Neighbourhood botch: the real-estate state and the empire of finance | Thinkpiece | Architectural Review
▻https://www.architectural-review.com/essays/reviews/neighbourhood-botch-the-real-estate-state-and-the-empire-of-finance/10044516.article
Government policies have led to the egregious destruction of housing access for the poor, while lining the pockets of the elite
One of the most breached of rights declared by the UN at its inception is the right to be decently and securely housed, as Raquel Rolnik reminds the reader at the start of her book on the global housing crisis. Her panoramic, newly translated book from 2015, Urban Warfare, and Samuel Stein’s new short polemic, Capital City, both chart how housing ceased to mean a place in which to live as of right, and transformed instead into a financial instrument.
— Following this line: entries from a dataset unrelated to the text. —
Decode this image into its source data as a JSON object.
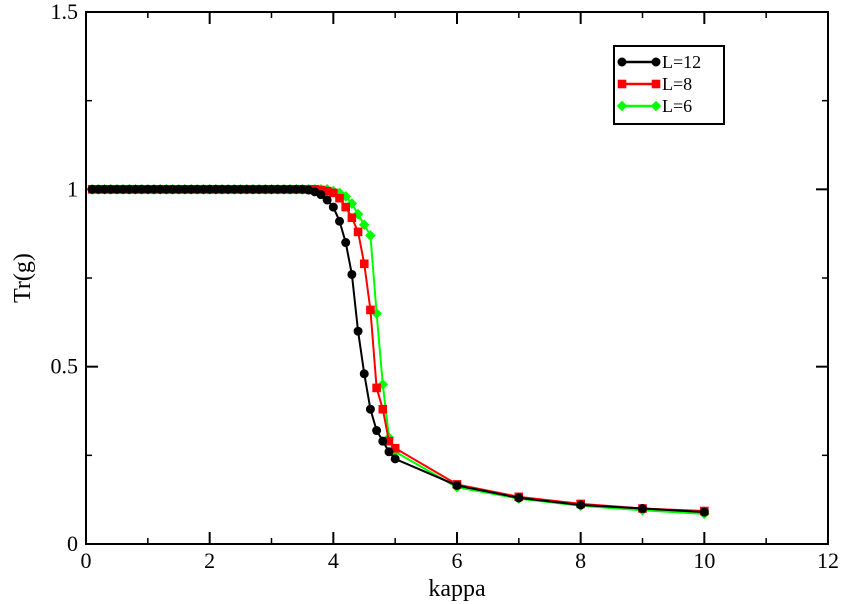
{
  "chart_data": {
    "type": "line",
    "title": "",
    "xlabel": "kappa",
    "ylabel": "Tr(g)",
    "xlim": [
      0,
      12
    ],
    "ylim": [
      0,
      1.5
    ],
    "xticks": [
      0,
      2,
      4,
      6,
      8,
      10,
      12
    ],
    "yticks": [
      0,
      0.5,
      1,
      1.5
    ],
    "xtick_labels": [
      "0",
      "2",
      "4",
      "6",
      "8",
      "10",
      "12"
    ],
    "ytick_labels": [
      "0",
      "0.5",
      "1",
      "1.5"
    ],
    "grid": false,
    "legend_position": "top-right",
    "series": [
      {
        "name": "L=12",
        "color": "#000000",
        "marker": "circle",
        "x": [
          0.1,
          0.2,
          0.3,
          0.4,
          0.5,
          0.6,
          0.7,
          0.8,
          0.9,
          1.0,
          1.1,
          1.2,
          1.3,
          1.4,
          1.5,
          1.6,
          1.7,
          1.8,
          1.9,
          2.0,
          2.1,
          2.2,
          2.3,
          2.4,
          2.5,
          2.6,
          2.7,
          2.8,
          2.9,
          3.0,
          3.1,
          3.2,
          3.3,
          3.4,
          3.5,
          3.6,
          3.7,
          3.8,
          3.9,
          4.0,
          4.1,
          4.2,
          4.3,
          4.4,
          4.5,
          4.6,
          4.7,
          4.8,
          4.9,
          5.0,
          6,
          7,
          8,
          9,
          10
        ],
        "y": [
          1.0,
          1.0,
          1.0,
          1.0,
          1.0,
          1.0,
          1.0,
          1.0,
          1.0,
          1.0,
          1.0,
          1.0,
          1.0,
          1.0,
          1.0,
          1.0,
          1.0,
          1.0,
          1.0,
          1.0,
          1.0,
          1.0,
          1.0,
          1.0,
          1.0,
          1.0,
          1.0,
          1.0,
          1.0,
          1.0,
          1.0,
          1.0,
          1.0,
          1.0,
          1.0,
          0.998,
          0.993,
          0.985,
          0.97,
          0.95,
          0.91,
          0.85,
          0.76,
          0.6,
          0.48,
          0.38,
          0.32,
          0.29,
          0.26,
          0.24,
          0.165,
          0.13,
          0.11,
          0.1,
          0.09
        ]
      },
      {
        "name": "L=8",
        "color": "#ff0000",
        "marker": "square",
        "x": [
          0.1,
          0.2,
          0.3,
          0.4,
          0.5,
          0.6,
          0.7,
          0.8,
          0.9,
          1.0,
          1.1,
          1.2,
          1.3,
          1.4,
          1.5,
          1.6,
          1.7,
          1.8,
          1.9,
          2.0,
          2.1,
          2.2,
          2.3,
          2.4,
          2.5,
          2.6,
          2.7,
          2.8,
          2.9,
          3.0,
          3.1,
          3.2,
          3.3,
          3.4,
          3.5,
          3.6,
          3.7,
          3.8,
          3.9,
          4.0,
          4.1,
          4.2,
          4.3,
          4.4,
          4.5,
          4.6,
          4.7,
          4.8,
          4.9,
          5.0,
          6,
          7,
          8,
          9,
          10
        ],
        "y": [
          1.0,
          1.0,
          1.0,
          1.0,
          1.0,
          1.0,
          1.0,
          1.0,
          1.0,
          1.0,
          1.0,
          1.0,
          1.0,
          1.0,
          1.0,
          1.0,
          1.0,
          1.0,
          1.0,
          1.0,
          1.0,
          1.0,
          1.0,
          1.0,
          1.0,
          1.0,
          1.0,
          1.0,
          1.0,
          1.0,
          1.0,
          1.0,
          1.0,
          1.0,
          1.0,
          1.0,
          1.0,
          0.998,
          0.995,
          0.99,
          0.975,
          0.95,
          0.92,
          0.88,
          0.79,
          0.66,
          0.44,
          0.38,
          0.29,
          0.27,
          0.168,
          0.133,
          0.113,
          0.1,
          0.093
        ]
      },
      {
        "name": "L=6",
        "color": "#00ff00",
        "marker": "diamond",
        "x": [
          0.1,
          0.2,
          0.3,
          0.4,
          0.5,
          0.6,
          0.7,
          0.8,
          0.9,
          1.0,
          1.1,
          1.2,
          1.3,
          1.4,
          1.5,
          1.6,
          1.7,
          1.8,
          1.9,
          2.0,
          2.1,
          2.2,
          2.3,
          2.4,
          2.5,
          2.6,
          2.7,
          2.8,
          2.9,
          3.0,
          3.1,
          3.2,
          3.3,
          3.4,
          3.5,
          3.6,
          3.7,
          3.8,
          3.9,
          4.0,
          4.1,
          4.2,
          4.3,
          4.4,
          4.5,
          4.6,
          4.7,
          4.8,
          4.9,
          5.0,
          6,
          7,
          8,
          9,
          10
        ],
        "y": [
          1.0,
          1.0,
          1.0,
          1.0,
          1.0,
          1.0,
          1.0,
          1.0,
          1.0,
          1.0,
          1.0,
          1.0,
          1.0,
          1.0,
          1.0,
          1.0,
          1.0,
          1.0,
          1.0,
          1.0,
          1.0,
          1.0,
          1.0,
          1.0,
          1.0,
          1.0,
          1.0,
          1.0,
          1.0,
          1.0,
          1.0,
          1.0,
          1.0,
          1.0,
          1.0,
          1.0,
          1.0,
          1.0,
          1.0,
          0.995,
          0.99,
          0.98,
          0.96,
          0.93,
          0.9,
          0.87,
          0.65,
          0.45,
          0.3,
          0.26,
          0.16,
          0.128,
          0.108,
          0.095,
          0.085
        ]
      }
    ]
  }
}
Since the mid-1970s, successive governments across the world have helped along this transformation, regardless of the consequences for that original ‘right’. These changes have become the orthodoxy of the World Bank – it once lent 90 per cent of its housing budget to public housing schemes, but this has now shrunk to less than 10 per cent – and of that alleged champion of social democratic values, the European Union, which, in 2008, ruled that public housing could only be provided for those who couldn’t afford the market’s product. Offering decommodification to anyone who isn’t desperate is an impermissible interference with the free market.